Carious lesions occur in areas that are difficult to sanitize or have sharp relief and can easily retain food.

Regardless of how thoroughly oral hygiene is carried out, it must be complemented by secondary means such as flossing and mouthwash.

Also, at least twice a year, with variations in the patient’s predisposition to tartar formation, hygiene should be carried out professionally by the dentist and consist of scaling, professional brushing and the application of fluoride gels or pastes in patients with a marked predisposition to developing caries.

When a dental unit is affected by a caries or traumatic process or any other potentially damaging agent, changes do not only occur in the superficial layers of the teeth.

More often than not, surface changes are the consequence of those produced deep down in the dental pulp.

The pulp chamber is protected by dentin and enamel and plays a role in nourishing and maintaining the vitality of the tooth.

Being connected to all the dental layers and rich in receptors, it is what ensures the sensitivity of the tooth.

Depending on the aggressor, the pulp responds differently:

Pulpal hyperemia – is when a carious process is present in a tooth, deep enough to produce sensitivity but still at a considerable distance from the pulp chamber.

Thus, the tooth will be more sensitive when the patient consumes liquids or sweet or cold foods.

Even if the caries process has not reached the pulp chamber, there are early pulpal manifestations.

In the case of hyperemia, this takes the form of an increase in the number of cells, in order to act effectively against bacterial attack.

Pulpitis – if the carious process reaches very close to the pulp chamber or even opens it, the changes at this level are different from those in hyperemia.

Thus, the number of cells involved in the defence is reduced, thus the ability to fight the aggressor gradually decreases.

The pain intensifies, and soon necrosis or gangrene may be reached if the tooth is not treated in time.
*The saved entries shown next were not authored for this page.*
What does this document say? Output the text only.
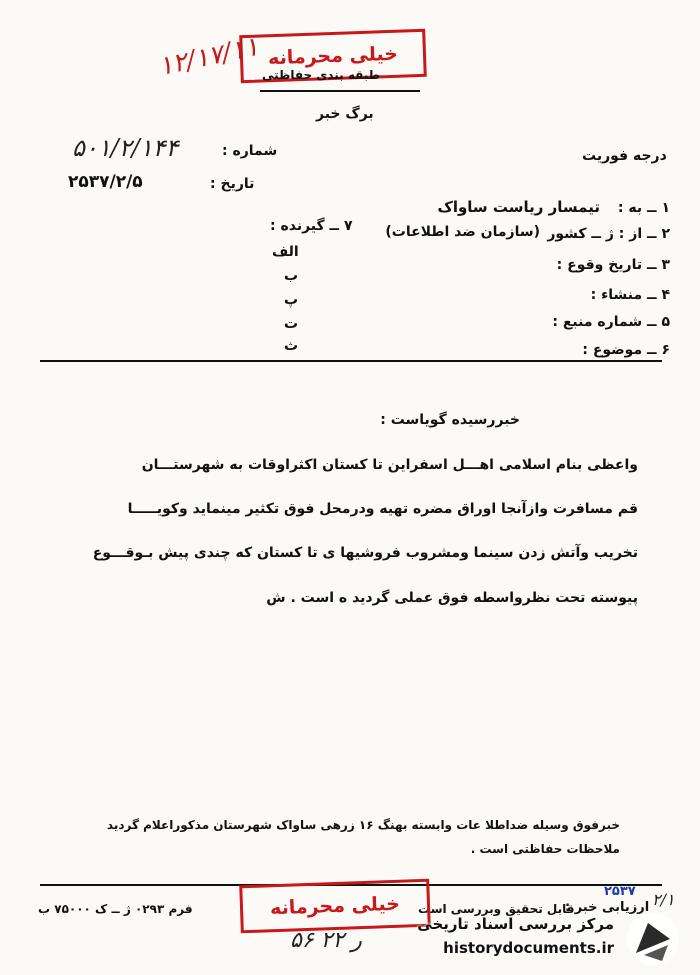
خیلی محرمانه
طبقه بندی حفاظتی
۱۲/۱۷/۱۱
برگ خبر
شماره :
۵۰۱/۲/۱۴۴
تاریخ :
۲۵۳۷/۲/۵
درجه فوریت
۱ ــ به :
تیمسار ریاست ساواک
۲ ــ از : ژ ــ کشور
(سازمان ضد اطلاعات)
۳ ــ تاریخ وقوع :
۴ ــ منشاء :
۵ ــ شماره منبع :
۶ ــ موضوع :
۷ ــ گیرنده :
الف
ب
پ
ت
ث
خبررسیده گویاست :
واعظی بنام اسلامی اهـــل اسفراین تا کستان اکثراوقات به شهرستـــان
قم مسافرت وازآنجا اوراق مضره تهیه ودرمحل فوق تکثیر مینماید وکویـــــا
تخریب وآتش زدن سینما ومشروب فروشیها ی تا کستان که چندی پیش بـوقـــوع
پیوسته تحت نظرواسطه فوق عملی گردید ه است . ش
خبرفوق وسیله ضداطلا عات وابسته بهنگ ۱۶ زرهی ساواک شهرستان مذکوراعلام گردید
ملاحظات حفاظتی است .
ارزیابی خبر : ۲/۱
۲۵۳۷
قابل تحقیق وبررسی است
فرم ۰۲۹۳ ژ ــ ک ۷۵۰۰۰ ب	خیلی محرمانه
۵۶ ر ۲۲
مرکز بررسی اسناد تاریخی
historydocuments.ir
Necrosis or gangrene are entities that suggest that the tooth has completely lost its vitality.

Pulp necrosis – some chemical substances during treatments or accidentally getting into the vicinity of the dental units or excessive forces applied to the teeth especially in the case of orthodontic appliances can cause death of the dental pulp.

It is important that during endodontic or periodontal treatments the concentrations and dosages indicated by the manufacturer are observed to prevent such accidents.

Also, a large proportion of patients who come to the dentist’s surgery want their teeth whitened.

It is important that these are done under the supervision of the doctor, because often the concentrations found on the market are increased and can cause sensitization of the teeth or even necrosis.